In the classes I teach, I have similar goals, mainly to: (1) provide opportunities for collaboration and active learning, (2) integrate global health and social implications of biology to help students make personal connections to our courses, and (3) integrate scientific literacy, teamwork, and communication skills for students to develop academic and professional expertise.  I greatly enjoy working with others at IUPUI and in the PULSE community to improve undergraduate teaching and learning and to gather data to support change initiatives towards successful science education. 

Steven Matzner, PhD

I am a Professor and Chair of the Department of Biology at Augustana University in Sioux Falls, South Dakota.  I was recently the President of the South Dakota Academy of Sciences.  I teach Introduction to Biological Principles I and II as well as a junior/senior level Plant Ecology class.  Undergraduate research is a major focus at our institution as we believe that students doing biology is the best way for them to learn biology.  As Department Chair, I have received great satisfaction in supporting young faculty embrace more innovative teaching and student centered learning activities.  I joined the PULSE Midwest and Great Plains Regional Network in 2014 and became a PULSE Fellow in 2015.  Since joining PULSE, our department has made progress toward adding more active learning and student centered activities to our classes, we have increased our networking with faculty at regional institutions and recently organized a “stem education” symposium at the South Dakota Academy of Sciences meeting. 

Kathryn Miller

Heather Seitz, PhD

I am an Associate Professor of Biology at Johnson County Community College (www.jccc.edu) and I have been involved in educational research for 10 years.  I primarily teach biotechnology, environmental science, and microbiology courses. I was an early adopter of the flipped classroom model and I am very interested in developing new and novel learning activities for the active learning classroom.  My educational research focuses on interventions that can help improve students conceptual understanding of microbiology.  I also am asking several important questions about the difference in learning online versus face to face.  In my laboratory teaching, I have implemented a course based research experience and developed an interdisciplinary project between my microbiology students and chemistry students at the college.
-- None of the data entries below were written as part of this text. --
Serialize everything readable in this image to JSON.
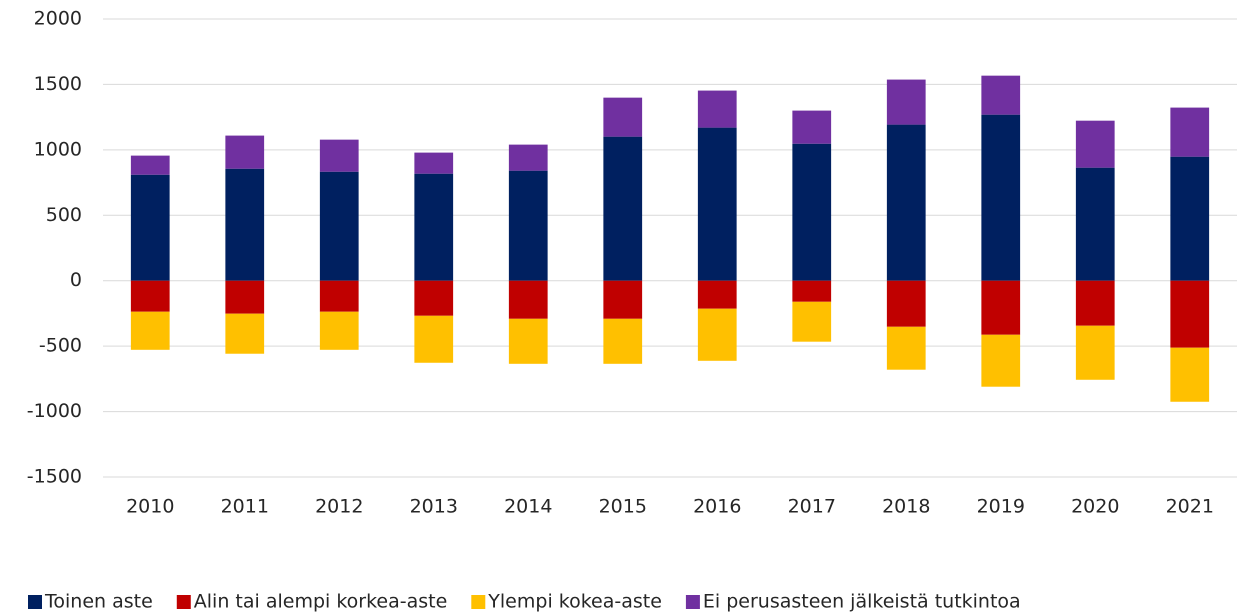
{
  "chart_data": {
    "type": "stacked_bar",
    "categories": [
      "2010",
      "2011",
      "2012",
      "2013",
      "2014",
      "2015",
      "2016",
      "2017",
      "2018",
      "2019",
      "2020",
      "2021"
    ],
    "series": [
      {
        "name": "Toinen aste",
        "color": "#002060",
        "values": [
          810,
          856,
          833,
          818,
          841,
          1101,
          1170,
          1047,
          1193,
          1269,
          864,
          948
        ]
      },
      {
        "name": "Alin tai alempi korkea-aste",
        "color": "#c00000",
        "values": [
          -237,
          -252,
          -237,
          -268,
          -291,
          -291,
          -214,
          -161,
          -352,
          -413,
          -344,
          -512
        ]
      },
      {
        "name": "Ylempi kokea-aste",
        "color": "#ffc000",
        "values": [
          -291,
          -306,
          -291,
          -359,
          -344,
          -344,
          -398,
          -305,
          -328,
          -397,
          -413,
          -413
        ]
      },
      {
        "name": "Ei perusasteen jälkeistä tutkintoa",
        "color": "#7030a0",
        "values": [
          146,
          253,
          245,
          161,
          199,
          298,
          283,
          253,
          344,
          298,
          359,
          375
        ]
      }
    ],
    "ylim": [
      -1500,
      2000
    ],
    "yticks": [
      -1500,
      -1000,
      -500,
      0,
      500,
      1000,
      1500,
      2000
    ],
    "grid": true,
    "legend": "bottom"
  }
}
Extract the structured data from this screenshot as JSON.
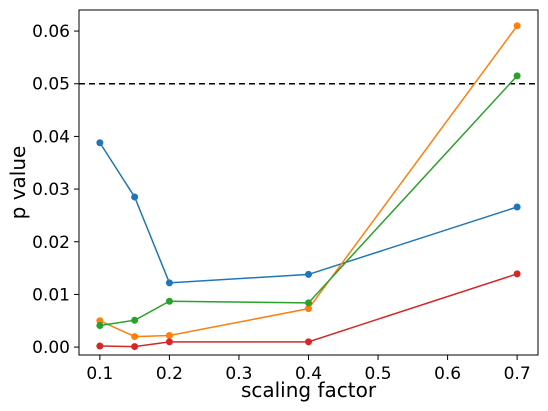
{
  "chart_data": {
    "type": "line",
    "title": "",
    "xlabel": "scaling factor",
    "ylabel": "p value",
    "xlim": [
      0.07,
      0.73
    ],
    "ylim": [
      -0.0015,
      0.064
    ],
    "xticks": [
      0.1,
      0.2,
      0.3,
      0.4,
      0.5,
      0.6,
      0.7
    ],
    "yticks": [
      0.0,
      0.01,
      0.02,
      0.03,
      0.04,
      0.05,
      0.06
    ],
    "xtick_labels": [
      "0.1",
      "0.2",
      "0.3",
      "0.4",
      "0.5",
      "0.6",
      "0.7"
    ],
    "ytick_labels": [
      "0.00",
      "0.01",
      "0.02",
      "0.03",
      "0.04",
      "0.05",
      "0.06"
    ],
    "grid": false,
    "legend": "none",
    "reference_line": {
      "y": 0.05,
      "style": "dashed",
      "color": "#000000"
    },
    "x": [
      0.1,
      0.15,
      0.2,
      0.4,
      0.7
    ],
    "series": [
      {
        "color": "#1f77b4",
        "values": [
          0.0388,
          0.0285,
          0.0122,
          0.0138,
          0.0266
        ]
      },
      {
        "color": "#ff7f0e",
        "values": [
          0.005,
          0.002,
          0.0022,
          0.0073,
          0.061
        ]
      },
      {
        "color": "#2ca02c",
        "values": [
          0.0041,
          0.0051,
          0.0087,
          0.0084,
          0.0515
        ]
      },
      {
        "color": "#d62728",
        "values": [
          0.0002,
          0.0001,
          0.001,
          0.001,
          0.0139
        ]
      }
    ]
  }
}
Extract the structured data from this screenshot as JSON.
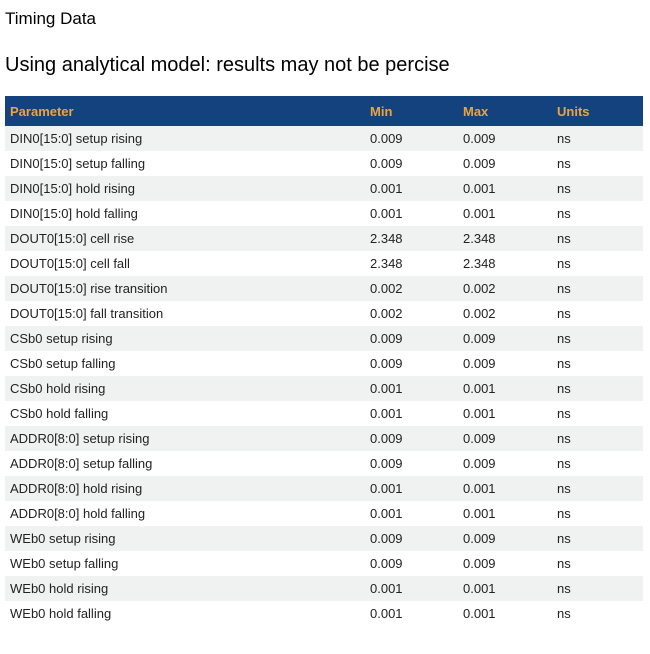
{
  "page": {
    "title": "Timing Data",
    "subtitle": "Using analytical model: results may not be percise"
  },
  "colors": {
    "header_bg": "#14427E",
    "header_text": "#F0A33C",
    "row_alt_bg": "#F0F1F1",
    "body_text": "#222222"
  },
  "table": {
    "columns": [
      "Parameter",
      "Min",
      "Max",
      "Units"
    ],
    "rows": [
      {
        "parameter": "DIN0[15:0] setup rising",
        "min": "0.009",
        "max": "0.009",
        "units": "ns"
      },
      {
        "parameter": "DIN0[15:0] setup falling",
        "min": "0.009",
        "max": "0.009",
        "units": "ns"
      },
      {
        "parameter": "DIN0[15:0] hold rising",
        "min": "0.001",
        "max": "0.001",
        "units": "ns"
      },
      {
        "parameter": "DIN0[15:0] hold falling",
        "min": "0.001",
        "max": "0.001",
        "units": "ns"
      },
      {
        "parameter": "DOUT0[15:0] cell rise",
        "min": "2.348",
        "max": "2.348",
        "units": "ns"
      },
      {
        "parameter": "DOUT0[15:0] cell fall",
        "min": "2.348",
        "max": "2.348",
        "units": "ns"
      },
      {
        "parameter": "DOUT0[15:0] rise transition",
        "min": "0.002",
        "max": "0.002",
        "units": "ns"
      },
      {
        "parameter": "DOUT0[15:0] fall transition",
        "min": "0.002",
        "max": "0.002",
        "units": "ns"
      },
      {
        "parameter": "CSb0 setup rising",
        "min": "0.009",
        "max": "0.009",
        "units": "ns"
      },
      {
        "parameter": "CSb0 setup falling",
        "min": "0.009",
        "max": "0.009",
        "units": "ns"
      },
      {
        "parameter": "CSb0 hold rising",
        "min": "0.001",
        "max": "0.001",
        "units": "ns"
      },
      {
        "parameter": "CSb0 hold falling",
        "min": "0.001",
        "max": "0.001",
        "units": "ns"
      },
      {
        "parameter": "ADDR0[8:0] setup rising",
        "min": "0.009",
        "max": "0.009",
        "units": "ns"
      },
      {
        "parameter": "ADDR0[8:0] setup falling",
        "min": "0.009",
        "max": "0.009",
        "units": "ns"
      },
      {
        "parameter": "ADDR0[8:0] hold rising",
        "min": "0.001",
        "max": "0.001",
        "units": "ns"
      },
      {
        "parameter": "ADDR0[8:0] hold falling",
        "min": "0.001",
        "max": "0.001",
        "units": "ns"
      },
      {
        "parameter": "WEb0 setup rising",
        "min": "0.009",
        "max": "0.009",
        "units": "ns"
      },
      {
        "parameter": "WEb0 setup falling",
        "min": "0.009",
        "max": "0.009",
        "units": "ns"
      },
      {
        "parameter": "WEb0 hold rising",
        "min": "0.001",
        "max": "0.001",
        "units": "ns"
      },
      {
        "parameter": "WEb0 hold falling",
        "min": "0.001",
        "max": "0.001",
        "units": "ns"
      }
    ]
  }
}
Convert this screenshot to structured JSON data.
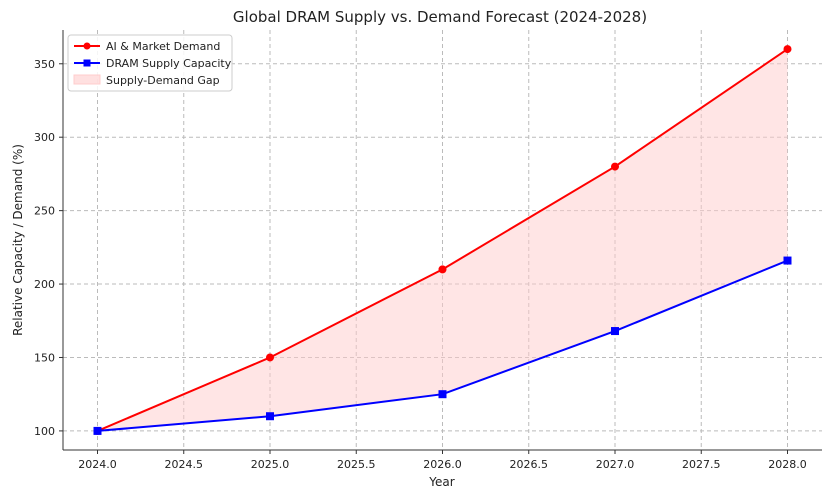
{
  "chart_data": {
    "type": "line",
    "title": "Global DRAM Supply vs. Demand Forecast (2024-2028)",
    "xlabel": "Year",
    "ylabel": "Relative Capacity / Demand (%)",
    "x": [
      2024,
      2025,
      2026,
      2027,
      2028
    ],
    "xlim": [
      2023.8,
      2028.2
    ],
    "ylim": [
      87,
      373
    ],
    "xticks": [
      "2024.0",
      "2024.5",
      "2025.0",
      "2025.5",
      "2026.0",
      "2026.5",
      "2027.0",
      "2027.5",
      "2028.0"
    ],
    "yticks": [
      "100",
      "150",
      "200",
      "250",
      "300",
      "350"
    ],
    "grid": true,
    "legend_position": "top-left",
    "series": [
      {
        "name": "AI & Market Demand",
        "color": "#ff0000",
        "marker": "circle",
        "values": [
          100,
          150,
          210,
          280,
          360
        ]
      },
      {
        "name": "DRAM Supply Capacity",
        "color": "#0000ff",
        "marker": "square",
        "values": [
          100,
          110,
          125,
          168,
          216
        ]
      }
    ],
    "fill": {
      "name": "Supply-Demand Gap",
      "color": "#ffcccc"
    }
  }
}
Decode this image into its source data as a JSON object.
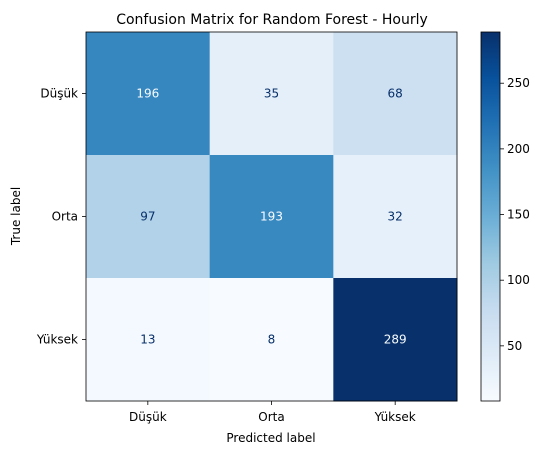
{
  "chart_data": {
    "type": "heatmap",
    "title": "Confusion Matrix for Random Forest - Hourly",
    "xlabel": "Predicted label",
    "ylabel": "True label",
    "x_categories": [
      "Düşük",
      "Orta",
      "Yüksek"
    ],
    "y_categories": [
      "Düşük",
      "Orta",
      "Yüksek"
    ],
    "values": [
      [
        196,
        35,
        68
      ],
      [
        97,
        193,
        32
      ],
      [
        13,
        8,
        289
      ]
    ],
    "colormap": "Blues",
    "color_range": [
      8,
      289
    ],
    "colorbar_ticks": [
      50,
      100,
      150,
      200,
      250
    ],
    "grid": false,
    "colors": {
      "cmap_low": "#f7fbff",
      "cmap_high": "#08306b",
      "text_dark": "#08306b",
      "text_light": "#f7fbff"
    }
  }
}
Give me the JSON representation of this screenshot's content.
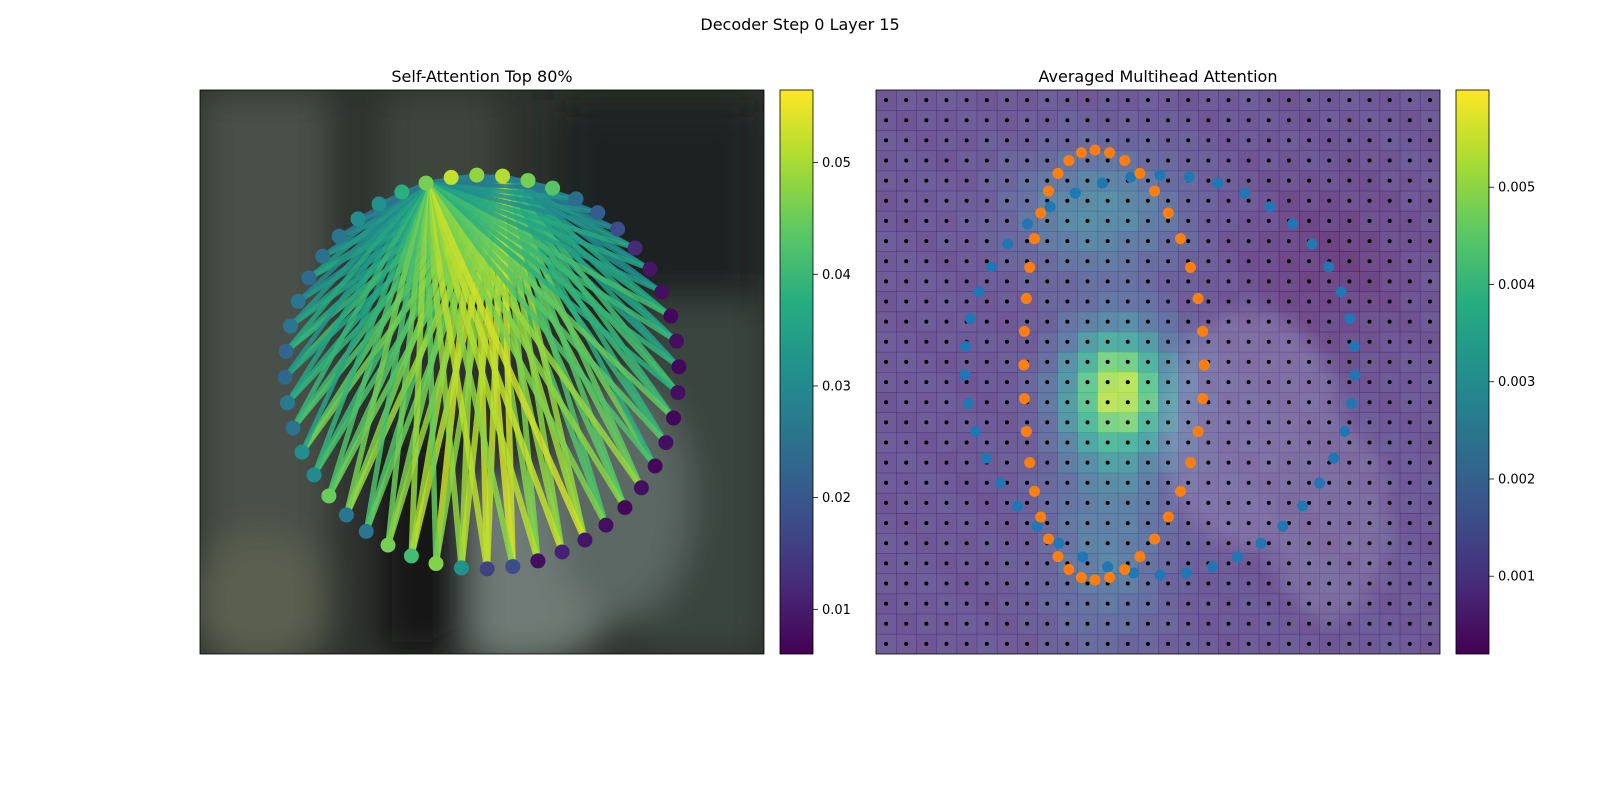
{
  "figure": {
    "suptitle": "Decoder Step 0 Layer 15"
  },
  "chart_data": [
    {
      "type": "network",
      "title": "Self-Attention Top 80%",
      "node_count": 48,
      "node_values": [
        0.052,
        0.048,
        0.051,
        0.046,
        0.043,
        0.024,
        0.021,
        0.018,
        0.012,
        0.009,
        0.008,
        0.007,
        0.008,
        0.007,
        0.008,
        0.007,
        0.008,
        0.007,
        0.008,
        0.007,
        0.008,
        0.009,
        0.011,
        0.008,
        0.018,
        0.016,
        0.032,
        0.047,
        0.041,
        0.046,
        0.026,
        0.026,
        0.045,
        0.03,
        0.031,
        0.025,
        0.027,
        0.023,
        0.023,
        0.026,
        0.026,
        0.024,
        0.025,
        0.026,
        0.031,
        0.032,
        0.038,
        0.046
      ],
      "edges_from": [
        1,
        2,
        47
      ],
      "edge_color_range": [
        0.02,
        0.056
      ],
      "colorbar": {
        "colormap": "viridis",
        "range": [
          0.006,
          0.0565
        ],
        "ticks": [
          "0.01",
          "0.02",
          "0.03",
          "0.04",
          "0.05"
        ],
        "tick_values": [
          0.01,
          0.02,
          0.03,
          0.04,
          0.05
        ]
      }
    },
    {
      "type": "heatmap",
      "title": "Averaged Multihead Attention",
      "grid": [
        28,
        28
      ],
      "hotspot": {
        "row": 14.5,
        "col": 11.5
      },
      "overlay_series": [
        {
          "color": "#ff7f0e",
          "shape": "inner-contour"
        },
        {
          "color": "#1f77b4",
          "shape": "outer-contour"
        }
      ],
      "colorbar": {
        "colormap": "viridis",
        "range": [
          0.0002,
          0.006
        ],
        "ticks": [
          "0.001",
          "0.002",
          "0.003",
          "0.004",
          "0.005"
        ],
        "tick_values": [
          0.001,
          0.002,
          0.003,
          0.004,
          0.005
        ]
      }
    }
  ]
}
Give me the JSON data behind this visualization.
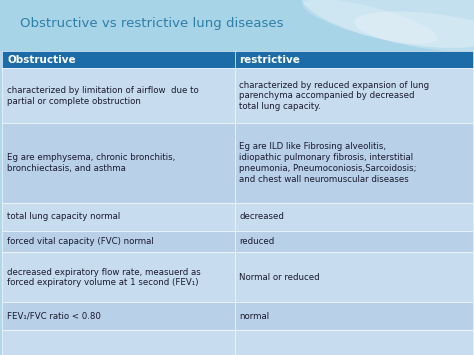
{
  "title": "Obstructive vs restrictive lung diseases",
  "title_color": "#2E7FA8",
  "title_fontsize": 9.5,
  "header": [
    "Obstructive",
    "restrictive"
  ],
  "header_bg": "#1B6CA8",
  "header_text_color": "#FFFFFF",
  "rows": [
    [
      "characterized by limitation of airflow  due to\npartial or complete obstruction",
      "characterized by reduced expansion of lung\nparenchyma accompanied by decreased\ntotal lung capacity."
    ],
    [
      "Eg are emphysema, chronic bronchitis,\nbronchiectasis, and asthma",
      "Eg are ILD like Fibrosing alveolitis,\nidiopathic pulmonary fibrosis, interstitial\npneumonia, Pneumoconiosis,Sarcoidosis;\nand chest wall neuromuscular diseases"
    ],
    [
      "total lung capacity normal",
      "decreased"
    ],
    [
      "forced vital capacity (FVC) normal",
      "reduced"
    ],
    [
      "decreased expiratory flow rate, measuerd as\nforced expiratory volume at 1 second (FEV₁)",
      "Normal or reduced"
    ],
    [
      "FEV₁/FVC ratio < 0.80",
      "normal"
    ],
    [
      "",
      ""
    ]
  ],
  "row_colors": [
    "#C8DCF0",
    "#B8D0E8",
    "#C8DCF0",
    "#B8D0E8",
    "#C8DCF0",
    "#B8D0E8",
    "#C8DCF0"
  ],
  "cell_text_color": "#1a1a2e",
  "title_bg_color": "#A8D4E8",
  "bg_color": "#B0D8EC",
  "figsize": [
    4.74,
    3.55
  ],
  "dpi": 100,
  "col_split": 0.495
}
In service to my professional society, American Society for Microbiology, I am the editor for the Tips and Tools Section of the Journal of Microbiology and Biology Education.     Also through ASM, I am also the task force leader for the development of a concept inventory on microbiology for health sciences.  I am also actively engaged in efforts to improve the 2-year and 4-year partnerships and develop community college faculty as discipline specific educational researchers.